Dr. Nora Volkow, director of the US National Institute on Drug Abuse revealed that dopamine cells in our nucleus accumbens – a main pleasure center of the brain – when  fed with the constant stimulation from cigarettes, alcohol, drugs, or digital media, the brain is also in constant state of pleasure, on constant mode of instant gratification.

Recently, researchers in China have found that over time and with enough attention to the internet, the structure of our brains physically changes – creating a decrease in the brain’s gray matter, the thinking part of the brain.  The US Center for Internet and Technology Addiction have also alerted us to warning signs of a problem when an individual’s time and devotion to the internet and other digital gadgets are more than the time devoted to the important things in life circumscribed by the three major domains in man’s life: man’s state of being or the basic aspects of who one is; man’s state of belonging; and man’s state of becoming or man’s purposeful activities carried out to achieve personal goals, hopes, and wishes.

As educators tasked with the responsibility of ascertaining your careers, our normal expectation from your 24-hour day is therefore a balance of time that you spend in your studies, on your classroom work, and on your leisure . . . for when more time is devoted to pleasure, there can be no equation between your IQ and your EQ.

A year ago, the results of another study should be a cause of concern for all:  that too many video games weaken our attention span – something that is not only cumulative but also something that builds up over one’s lifetime.

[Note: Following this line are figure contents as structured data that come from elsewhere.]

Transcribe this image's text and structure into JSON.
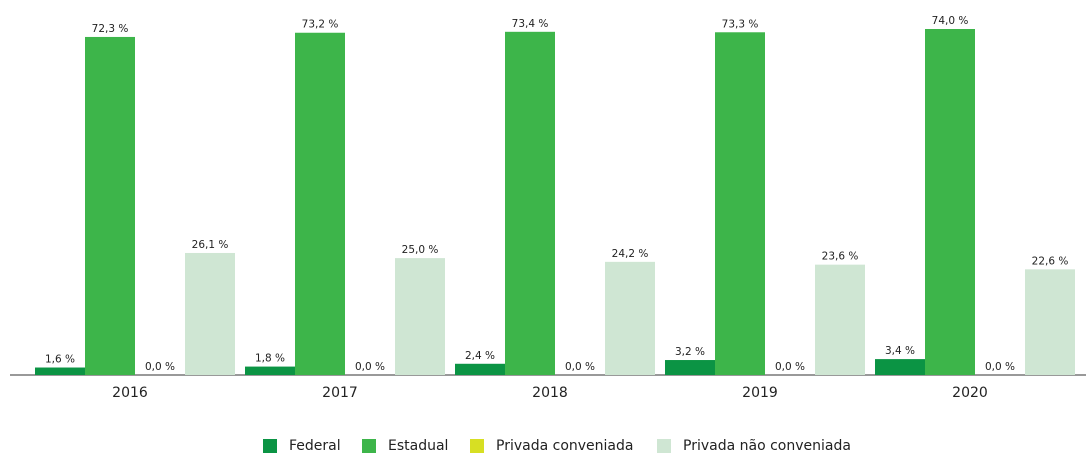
{
  "chart_data": {
    "type": "bar",
    "categories": [
      "2016",
      "2017",
      "2018",
      "2019",
      "2020"
    ],
    "ylim": [
      0,
      74
    ],
    "legend": "bottom",
    "series": [
      {
        "name": "Federal",
        "color": "#0b9444",
        "values": [
          1.6,
          1.8,
          2.4,
          3.2,
          3.4
        ],
        "value_labels": [
          "1,6 %",
          "1,8 %",
          "2,4 %",
          "3,2 %",
          "3,4 %"
        ]
      },
      {
        "name": "Estadual",
        "color": "#3db54a",
        "values": [
          72.3,
          73.2,
          73.4,
          73.3,
          74.0
        ],
        "value_labels": [
          "72,3 %",
          "73,2 %",
          "73,4 %",
          "73,3 %",
          "74,0 %"
        ]
      },
      {
        "name": "Privada conveniada",
        "color": "#d7df23",
        "values": [
          0.0,
          0.0,
          0.0,
          0.0,
          0.0
        ],
        "value_labels": [
          "0,0 %",
          "0,0 %",
          "0,0 %",
          "0,0 %",
          "0,0 %"
        ]
      },
      {
        "name": "Privada não conveniada",
        "color": "#cfe6d3",
        "values": [
          26.1,
          25.0,
          24.2,
          23.6,
          22.6
        ],
        "value_labels": [
          "26,1 %",
          "25,0 %",
          "24,2 %",
          "23,6 %",
          "22,6 %"
        ]
      }
    ]
  }
}
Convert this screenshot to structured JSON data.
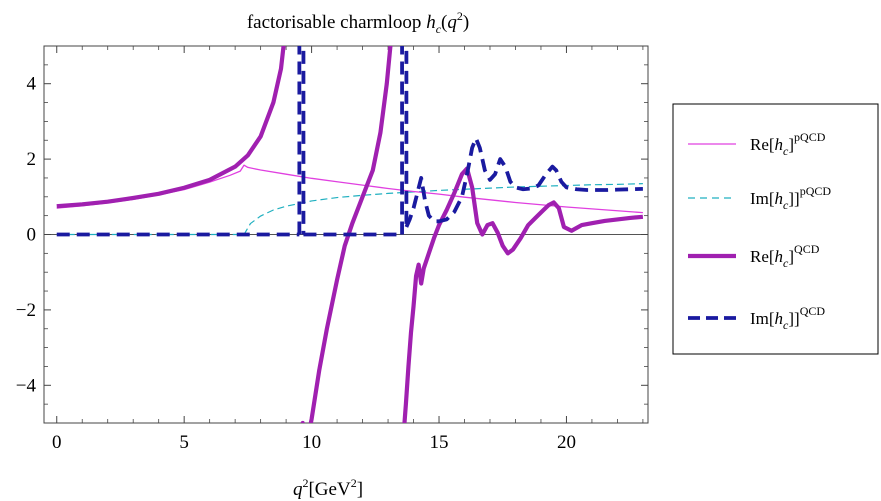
{
  "chart_data": {
    "type": "line",
    "title": {
      "prefix": "factorisable charmloop ",
      "func": "h",
      "sub": "c",
      "arg_open": "(",
      "arg_var": "q",
      "arg_exp": "2",
      "arg_close": ")"
    },
    "xlabel": {
      "var": "q",
      "exp": "2",
      "unit_open": "[GeV",
      "unit_exp": "2",
      "unit_close": "]"
    },
    "xlim": [
      -0.5,
      23.2
    ],
    "ylim": [
      -5,
      5
    ],
    "xticks": [
      0,
      5,
      10,
      15,
      20
    ],
    "yticks": [
      -4,
      -2,
      0,
      2,
      4
    ],
    "ytick_labels": [
      "−4",
      "−2",
      "0",
      "2",
      "4"
    ],
    "xtick_labels": [
      "0",
      "5",
      "10",
      "15",
      "20"
    ],
    "grid": false,
    "legend_position": "right",
    "series": [
      {
        "name": "Re[h_c]^pQCD",
        "legend": {
          "pre": "Re[",
          "var": "h",
          "sub": "c",
          "post": "]",
          "sup": "pQCD"
        },
        "color": "#e040e0",
        "style": "solid",
        "width": 1.3,
        "x": [
          0,
          1,
          2,
          3,
          4,
          5,
          6,
          6.8,
          7.2,
          7.35,
          7.5,
          8,
          9,
          10,
          11,
          12,
          13,
          14,
          15,
          16,
          17,
          18,
          19,
          20,
          21,
          22,
          23
        ],
        "y": [
          0.7,
          0.76,
          0.84,
          0.93,
          1.05,
          1.19,
          1.39,
          1.57,
          1.68,
          1.84,
          1.78,
          1.71,
          1.6,
          1.49,
          1.4,
          1.31,
          1.22,
          1.14,
          1.07,
          0.99,
          0.92,
          0.85,
          0.79,
          0.73,
          0.68,
          0.63,
          0.58
        ]
      },
      {
        "name": "Im[h_c]]^pQCD",
        "legend": {
          "pre": "Im[",
          "var": "h",
          "sub": "c",
          "post": "]]",
          "sup": "pQCD"
        },
        "color": "#20b0c0",
        "style": "dashed",
        "width": 1.2,
        "x": [
          0,
          3,
          6,
          7.35,
          7.6,
          8,
          8.5,
          9,
          10,
          11,
          12,
          13,
          14,
          15,
          16,
          17,
          18,
          19,
          20,
          21,
          22,
          23
        ],
        "y": [
          0,
          0,
          0,
          0,
          0.29,
          0.49,
          0.65,
          0.75,
          0.89,
          0.98,
          1.04,
          1.09,
          1.13,
          1.17,
          1.2,
          1.23,
          1.26,
          1.28,
          1.3,
          1.32,
          1.33,
          1.35
        ]
      },
      {
        "name": "Re[h_c]^QCD",
        "legend": {
          "pre": "Re[",
          "var": "h",
          "sub": "c",
          "post": "]",
          "sup": "QCD"
        },
        "color": "#a020b0",
        "style": "solid",
        "width": 4.2,
        "segments": [
          {
            "x": [
              0,
              1,
              2,
              3,
              4,
              5,
              6,
              7,
              7.5,
              8,
              8.5,
              8.8,
              9.0,
              9.1
            ],
            "y": [
              0.75,
              0.8,
              0.87,
              0.97,
              1.08,
              1.24,
              1.45,
              1.8,
              2.1,
              2.6,
              3.5,
              4.4,
              5.6,
              6.5
            ]
          },
          {
            "x": [
              9.6,
              9.65,
              9.72
            ],
            "y": [
              -5.4,
              -5.0,
              -5.4
            ]
          },
          {
            "x": [
              9.85,
              10.0,
              10.3,
              10.6,
              11.0,
              11.3,
              11.6,
              12.0,
              12.4,
              12.7,
              12.95,
              13.15
            ],
            "y": [
              -5.4,
              -4.9,
              -3.6,
              -2.5,
              -1.2,
              -0.3,
              0.3,
              1.0,
              1.7,
              2.7,
              4.0,
              5.4
            ]
          },
          {
            "x": [
              13.6,
              13.7,
              13.8,
              13.9,
              14.0,
              14.1,
              14.2,
              14.3,
              14.4,
              14.6,
              14.8,
              15.0,
              15.3,
              15.6,
              15.9,
              16.1,
              16.3,
              16.5,
              16.7,
              16.9,
              17.1,
              17.3,
              17.5,
              17.7,
              17.9,
              18.2,
              18.5,
              18.8,
              19.1,
              19.3,
              19.5,
              19.7,
              19.9,
              20.2,
              20.6,
              21.0,
              21.5,
              22.0,
              22.5,
              23.0
            ],
            "y": [
              -5.4,
              -4.5,
              -3.5,
              -2.6,
              -1.9,
              -1.1,
              -0.8,
              -1.3,
              -0.9,
              -0.5,
              -0.1,
              0.25,
              0.65,
              1.1,
              1.6,
              1.75,
              1.25,
              0.3,
              0.0,
              0.25,
              0.3,
              0.05,
              -0.3,
              -0.5,
              -0.4,
              -0.1,
              0.25,
              0.45,
              0.65,
              0.78,
              0.85,
              0.7,
              0.2,
              0.1,
              0.25,
              0.3,
              0.36,
              0.4,
              0.44,
              0.47
            ]
          }
        ]
      },
      {
        "name": "Im[h_c]]^QCD",
        "legend": {
          "pre": "Im[",
          "var": "h",
          "sub": "c",
          "post": "]]",
          "sup": "QCD"
        },
        "color": "#1a1aa0",
        "style": "dashed",
        "width": 3.8,
        "segments": [
          {
            "x": [
              0,
              2,
              4,
              6,
              8,
              9.4,
              9.52
            ],
            "y": [
              0,
              0,
              0,
              0,
              0,
              0,
              0
            ]
          },
          {
            "x": [
              9.52,
              9.52
            ],
            "y": [
              0,
              5.4
            ]
          },
          {
            "x": [
              9.68,
              9.68
            ],
            "y": [
              5.4,
              0
            ]
          },
          {
            "x": [
              9.68,
              11,
              12,
              13,
              13.5,
              13.55
            ],
            "y": [
              0,
              0,
              0,
              0,
              0,
              0
            ]
          },
          {
            "x": [
              13.55,
              13.55
            ],
            "y": [
              0,
              5.4
            ]
          },
          {
            "x": [
              13.72,
              13.72
            ],
            "y": [
              5.4,
              0.2
            ]
          },
          {
            "x": [
              13.72,
              13.85,
              14.0,
              14.15,
              14.3,
              14.45,
              14.6,
              14.8,
              15.0,
              15.3,
              15.6,
              15.9,
              16.1,
              16.3,
              16.45,
              16.6,
              16.8,
              17.0,
              17.2,
              17.4,
              17.6,
              17.8,
              18.0,
              18.3,
              18.6,
              18.9,
              19.2,
              19.45,
              19.6,
              19.8,
              20.0,
              20.4,
              20.8,
              21.2,
              21.6,
              22.0,
              22.5,
              23.0
            ],
            "y": [
              0.2,
              0.4,
              0.7,
              1.1,
              1.5,
              0.9,
              0.5,
              0.35,
              0.35,
              0.4,
              0.6,
              1.0,
              1.6,
              2.3,
              2.55,
              2.3,
              1.7,
              1.45,
              1.6,
              2.0,
              1.8,
              1.4,
              1.25,
              1.2,
              1.22,
              1.3,
              1.6,
              1.8,
              1.7,
              1.4,
              1.25,
              1.2,
              1.18,
              1.18,
              1.18,
              1.19,
              1.2,
              1.21
            ]
          }
        ]
      }
    ]
  }
}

At Silliman University, with an educational philosophy anchored on the 5 Cs – church, classroom, (athletic) court, (cutlural) center, community – we assure each one of you and your benefactors and sponsors that after over a  century of serving the learning and career needs of an international student population, the faith and truth that Silliman University has given each one of you will always be your guiding star.

At this point, another reminder also comes to mind from an obscure poet whose obscurity is now perpetuated on many posters when he wrote:  What you are, is God’s gift to you; What you make of it, is your gift to God!

After your Silliman education then, I am sure that you can echo the sentiment of Socrates when he said:  I am not an Athenean or a Greek, but a citizen of the world! 

We therefore look forward to each one of you working to help “promote peace, justice, and respect through cross-cultural understanding and global cooperation”.     

As one final expectation from each one of you as Sillimanians is this learning insight from this text message I got this morning: Human capital is the embodiment of a productive capacity in people.  It is the sum of one’s people skills, knowledge, attributes, motivations, and fortitude.  It can be given or rented out to others but only on a temporary basis . . . for its ownership is non-transferable!   

Just like the United Nations, you all are global citizens at Silliman University, the community of nations in this corner of the world in Dumaguete City, Negros Oriental, Central Philippines.